Today, while reading a post about new parenting over at Cafe Asteria, I found it interesting how quickly new parents become seasoned veterans in their own right. A few months of parenting may not entitle you to write a book or give parenting advice on a daytime talk show, but after one week with an infant, there are quite a few tasks that you begin to master to perfection.
Trial and error, and repetition, and repetition, and repetition, and repetition, slowly evolve the uneasy and inexperienced parents into trained diapering and swaddling machines. The nervous insecurities melt away into confidence and proficiency. What a wonderful feeling!
But, here's the rub...
As soon as you acquire your black-belt in midnight feeding, it is time for your baby to sleep through the night. And just when you earn your Olympic gold medal in changing a diaper on your lap in a car, it is time to potty train. You can even memorize all of the names and numbers of the Thomas the Tank engines, much to your toddler's pleasure, but in a few years it won't even matter because he will have moved onto something different.

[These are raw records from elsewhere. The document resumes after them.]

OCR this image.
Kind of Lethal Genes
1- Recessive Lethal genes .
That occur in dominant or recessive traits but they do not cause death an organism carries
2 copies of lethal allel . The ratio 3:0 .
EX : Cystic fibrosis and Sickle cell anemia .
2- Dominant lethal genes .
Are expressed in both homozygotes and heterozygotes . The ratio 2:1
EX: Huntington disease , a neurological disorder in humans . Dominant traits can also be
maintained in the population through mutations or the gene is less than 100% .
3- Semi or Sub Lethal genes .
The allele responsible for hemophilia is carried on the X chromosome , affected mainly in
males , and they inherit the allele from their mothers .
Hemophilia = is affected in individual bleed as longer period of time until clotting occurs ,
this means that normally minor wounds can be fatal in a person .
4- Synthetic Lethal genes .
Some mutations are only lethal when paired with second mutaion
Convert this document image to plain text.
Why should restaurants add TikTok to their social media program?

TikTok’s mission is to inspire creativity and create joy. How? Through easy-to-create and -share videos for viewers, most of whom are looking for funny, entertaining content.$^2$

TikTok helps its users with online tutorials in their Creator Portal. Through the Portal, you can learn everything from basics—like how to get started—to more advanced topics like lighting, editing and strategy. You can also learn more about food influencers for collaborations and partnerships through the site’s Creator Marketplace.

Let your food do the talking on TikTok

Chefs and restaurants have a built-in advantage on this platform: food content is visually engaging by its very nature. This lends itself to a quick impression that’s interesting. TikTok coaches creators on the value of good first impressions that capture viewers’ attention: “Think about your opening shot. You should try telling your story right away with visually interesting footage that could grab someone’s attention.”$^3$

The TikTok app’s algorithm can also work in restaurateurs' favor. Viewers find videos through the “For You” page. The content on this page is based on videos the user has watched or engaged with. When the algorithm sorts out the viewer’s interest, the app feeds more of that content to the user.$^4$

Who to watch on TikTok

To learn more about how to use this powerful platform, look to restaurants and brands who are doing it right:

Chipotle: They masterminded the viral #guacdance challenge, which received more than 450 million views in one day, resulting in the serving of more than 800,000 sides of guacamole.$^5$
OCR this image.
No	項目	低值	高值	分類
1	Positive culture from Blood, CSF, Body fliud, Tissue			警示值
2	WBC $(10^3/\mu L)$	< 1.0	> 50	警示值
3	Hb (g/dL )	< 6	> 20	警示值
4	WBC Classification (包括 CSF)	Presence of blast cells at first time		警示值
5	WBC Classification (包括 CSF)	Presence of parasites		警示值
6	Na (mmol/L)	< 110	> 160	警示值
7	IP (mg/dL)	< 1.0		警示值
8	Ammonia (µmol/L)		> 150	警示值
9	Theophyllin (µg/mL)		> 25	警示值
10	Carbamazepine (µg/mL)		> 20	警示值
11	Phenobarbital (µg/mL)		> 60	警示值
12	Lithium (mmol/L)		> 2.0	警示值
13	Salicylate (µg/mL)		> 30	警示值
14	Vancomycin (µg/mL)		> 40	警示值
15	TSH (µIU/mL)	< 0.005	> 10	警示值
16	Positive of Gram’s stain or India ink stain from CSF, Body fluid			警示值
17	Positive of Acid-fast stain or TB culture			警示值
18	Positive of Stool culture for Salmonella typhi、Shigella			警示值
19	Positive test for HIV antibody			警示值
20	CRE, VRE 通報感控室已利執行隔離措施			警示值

It becomes more and more difficult to maintain that wonderful feeling of knowing exactly what to do to care for a child, because the older they get, the more complicated that job becomes.
Moms and dads struggle to stay on top of the ever changing parenting terrain by learning new tricks, adapting old techniques and forgetting some skills all together. We fight the early childhood battle of "just keeping them alive" and later move into the vast gladiator arena of trying to "teach them to be good people without screwing them up".
Parents must constantly gauge and assess their children in order to figure out what to do next. We read books and research. We ask questions and try new things. We attempt to manipulate any available aspect in life for their benefit, but it never feels like enough.
For me, that wonderful "good parent" feeling is nothing more than a distant memory, only replaced with uneasiness and doubt.
I look back on the infant era of colic and projectile spit-up and think "those were the good ol' days". Back then you knew where you stood with a child. If they were fed and asleep, you knew you had done your duty and you deserved a pat on the back.
Now when I go to bed every night I wonder, what strange and perplexing problem I will have to adapt to in the morning? What disturbing, unexplainable thing will I find broken, smelly or altogether missing? What questions will they ask me about life and what questions will I have to ask them? What if they don't tell the truth or if I catch them in a lie?
Each day brings new challenges, but perhaps what is even more worrisome than my infinitely imagined scenarios, is the idea that what if tomorrow is the day that I won't be able to figure out what to do?